2004 Honored Artist
Wilson Hurley

The Buffalo Bill Art Show & Sale awards the title of 2004 Honored
Artist to a painter who illuminates the art world with grand landscapes
of the American West inspired, like all of his art, by the pure
emotions that power his heart. While celebrating the artistry of
Wilson Hurley, this second annual award commemorates an association
with the Buffalo Bill Historical Center dating back almost thirty
years and including a one-man retrospective at the Whitney Gallery
of Western Art in 1985.
Wilson Hurley was still an “up-and-coming
artist” in May 1976 when he answered the doorbell of his Albuquerque
home, still dressed in his pajamas, and encountered a surprise delegation
of art connoisseurs led by Peg Coe, William E. Weiss and Peter Hassrick.
These leaders of the Cody art scene were on a scouting mission through
the Southwest to acquire contemporary works for the Whitney.
As he enters his eighties, Hurley still fondly recalls
the day the Cody entourage became enamored of his “View from
the Mohave Wall,” and agreed to purchase the 60.25 x 90.25”
oil for the Historical Center’s collection.
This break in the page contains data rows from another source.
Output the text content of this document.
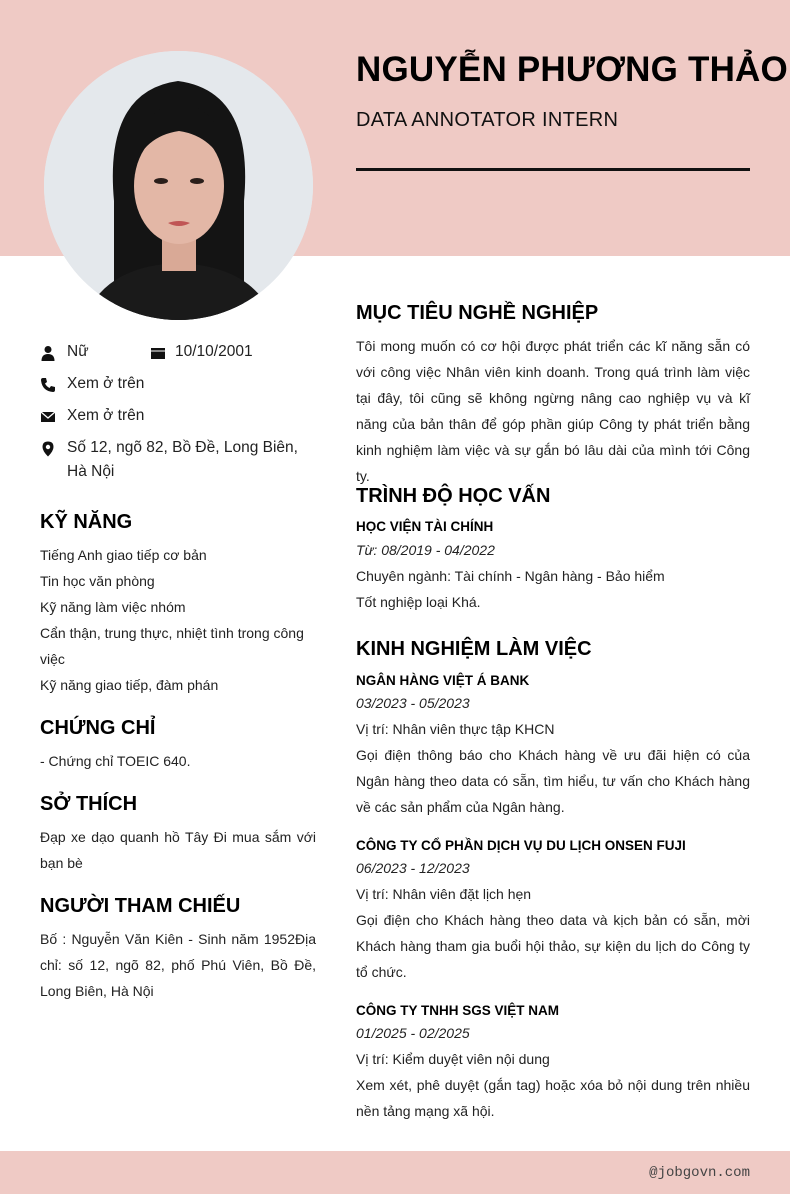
NGUYỄN PHƯƠNG THẢO
DATA ANNOTATOR INTERN
Nữ	10/10/2001
Xem ở trên
Xem ở trên
Số 12, ngõ 82, Bồ Đề, Long Biên, Hà Nội
KỸ NĂNG
Tiếng Anh giao tiếp cơ bản
Tin học văn phòng
Kỹ năng làm việc nhóm
Cẩn thận, trung thực, nhiệt tình trong công việc
Kỹ năng giao tiếp, đàm phán
CHỨNG CHỈ
- Chứng chỉ TOEIC 640.
SỞ THÍCH
Đạp xe dạo quanh hồ Tây Đi mua sắm với bạn bè
NGƯỜI THAM CHIẾU
Bố : Nguyễn Văn Kiên - Sinh năm 1952Địa chỉ: số 12, ngõ 82, phố Phú Viên, Bồ Đề, Long Biên, Hà Nội
MỤC TIÊU NGHỀ NGHIỆP
Tôi mong muốn có cơ hội được phát triển các kĩ năng sẵn có với công việc Nhân viên kinh doanh. Trong quá trình làm việc tại đây, tôi cũng sẽ không ngừng nâng cao nghiệp vụ và kĩ năng của bản thân để góp phần giúp Công ty phát triển bằng kinh nghiệm làm việc và sự gắn bó lâu dài của mình tới Công ty.
TRÌNH ĐỘ HỌC VẤN
HỌC VIỆN TÀI CHÍNH
Từ: 08/2019 - 04/2022
Chuyên ngành: Tài chính - Ngân hàng - Bảo hiểm
Tốt nghiệp loại Khá.
KINH NGHIỆM LÀM VIỆC
NGÂN HÀNG VIỆT Á BANK
03/2023 - 05/2023
Vị trí: Nhân viên thực tập KHCN
Gọi điện thông báo cho Khách hàng về ưu đãi hiện có của Ngân hàng theo data có sẵn, tìm hiểu, tư vấn cho Khách hàng về các sản phẩm của Ngân hàng.
CÔNG TY CỔ PHẦN DỊCH VỤ DU LỊCH ONSEN FUJI
06/2023 - 12/2023
Vị trí: Nhân viên đặt lịch hẹn
Gọi điện cho Khách hàng theo data và kịch bản có sẵn, mời Khách hàng tham gia buổi hội thảo, sự kiện du lịch do Công ty tổ chức.
CÔNG TY TNHH SGS VIỆT NAM
01/2025 - 02/2025
Vị trí: Kiểm duyệt viên nội dung
Xem xét, phê duyệt (gắn tag) hoặc xóa bỏ nội dung trên nhiều nền tảng mạng xã hội.
@jobgovn.com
At the time, Hurley
was suffering from a “mysterious ailment,” and this
unexpected gift sparked him out of his slump.
“That picked me up out of the gutter,”
Hurley notes. “When they asked if my Grand Canyon painting
was for sale, and then they bought it, I clicked my heels three
times and all of a sudden I was better.”
The Cody group spotted in Hurley’s paintings
the evolution of an artistic gift now widely acclaimed as comparable
to luminist Thomas Moran and perhaps the greatest among living American
landscape painters. In June 2004, Southwest Art highlighted Hurley’s
“dauntingly beautiful work” and his ability to create
“emotionally charged, elegantly composed visions of distinctively
monumental American landscapes.”
While he’s best known as a landscape painter,
Hurley shuns that title and prefers to be known simply as a painter.
He continues to paint varied subjects, from aircraft to portraits,
reflecting the remarkably varied experiences of his own life.
Born in Tulsa, Oklahoma in 1924, he grew up in Virginia
and summered in New Mexico. He graduated from West Point in 1945,
flew air rescue missions in the South Pacific until 1949, earned
a law degree from The George Washington University, and practiced
law in New Mexico for thirteen years. His interest in art dates
to childhood, but he did not become a full-time artist until he
reached his early forties.
Since plunging into painting in 1965, Hurley has
logged many shows and awards and placed more than 1,000 paintings
in private and corporate collections. He has works in ten museum
collections including the National Cowboy Hall of Fame, Gilcrease
Museum and Gene Autry Museum of Western Heritage.
During his career, Hurley has cultivated this conviction:
“Paint from the heart, and don’t be persuaded by what’s
in fashion. Most people whose works endure are not those who followed
the fashion. We all want recognition and sales, but if you paint
for that purpose, you’re chasing a mirage.”